Hay voces que uno reconoce antes de recordar la canción. La de Ruben Rada era una de ellas. Alcanzaban unas sílabas, una carcajada, un golpe de percusión. Era Rada. No hacía falta más.
Este miércoles murió a los 83 años, después de permanecer un mes internado por una neumonía. La noticia cerró una vida, pero difícilmente pueda cerrar una presencia.
Porque Rada seguirá apareciendo.
Estará en Las manzanas, en Mi país, en Cha-cha muchacha y en tantas canciones que atravesaron décadas. Estará en El Kinto, Tótem y Opa, y en una carrera solista que convirtió al candombe en territorio de encuentro con el rock, el jazz, la canción y otros sonidos.
También estará en los músicos que llegaron después.
Hasta sus últimos meses siguió pensando en lo que venía. Preparaba nuevos proyectos, un trabajo con Los Auténticos Decadentes y un homenaje a Tótem previsto para octubre.
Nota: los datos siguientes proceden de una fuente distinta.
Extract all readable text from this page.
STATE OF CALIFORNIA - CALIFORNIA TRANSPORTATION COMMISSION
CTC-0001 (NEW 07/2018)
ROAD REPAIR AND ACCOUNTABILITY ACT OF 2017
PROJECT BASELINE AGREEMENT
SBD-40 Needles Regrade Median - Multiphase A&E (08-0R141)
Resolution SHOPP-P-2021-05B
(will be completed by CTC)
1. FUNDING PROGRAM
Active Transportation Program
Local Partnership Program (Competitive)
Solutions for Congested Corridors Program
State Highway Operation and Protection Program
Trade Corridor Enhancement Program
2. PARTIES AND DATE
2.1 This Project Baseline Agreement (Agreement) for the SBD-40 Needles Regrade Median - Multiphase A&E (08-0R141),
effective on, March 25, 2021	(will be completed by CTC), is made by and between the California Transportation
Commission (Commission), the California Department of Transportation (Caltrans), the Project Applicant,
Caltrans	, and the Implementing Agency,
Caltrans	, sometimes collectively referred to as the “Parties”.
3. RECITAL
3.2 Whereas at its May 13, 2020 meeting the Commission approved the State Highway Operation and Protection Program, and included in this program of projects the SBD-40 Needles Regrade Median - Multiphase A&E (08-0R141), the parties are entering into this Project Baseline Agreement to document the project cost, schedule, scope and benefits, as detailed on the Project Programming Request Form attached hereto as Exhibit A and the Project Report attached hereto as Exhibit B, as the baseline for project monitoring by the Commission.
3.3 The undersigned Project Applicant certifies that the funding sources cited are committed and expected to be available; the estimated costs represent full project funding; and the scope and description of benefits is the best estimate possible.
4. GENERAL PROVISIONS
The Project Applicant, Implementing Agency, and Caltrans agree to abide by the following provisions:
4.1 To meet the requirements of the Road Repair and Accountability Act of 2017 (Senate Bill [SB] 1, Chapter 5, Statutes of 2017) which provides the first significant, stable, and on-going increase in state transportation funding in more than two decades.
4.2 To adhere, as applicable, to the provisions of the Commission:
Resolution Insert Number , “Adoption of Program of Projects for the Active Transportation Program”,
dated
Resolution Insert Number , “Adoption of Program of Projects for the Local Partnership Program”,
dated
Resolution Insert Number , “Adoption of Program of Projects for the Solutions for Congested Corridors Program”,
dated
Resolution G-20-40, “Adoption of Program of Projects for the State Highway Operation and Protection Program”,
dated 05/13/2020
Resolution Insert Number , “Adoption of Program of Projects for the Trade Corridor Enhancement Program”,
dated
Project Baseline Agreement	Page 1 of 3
A los 83 años, el futuro todavía formaba parte de su agenda.
Quizás esa sea una buena manera de recordarlo. No únicamente mirando hacia atrás.
Rada hizo de la música un lugar donde las generaciones podían encontrarse. Y desde este miércoles queda una ausencia difícil de medir, pero también algo que la muerte no puede ordenar ni detener.
Los discos volverán a girar. Los tambores volverán a sonar. Y en algún lugar de Uruguay, inevitablemente, volverá a escucharse Rada.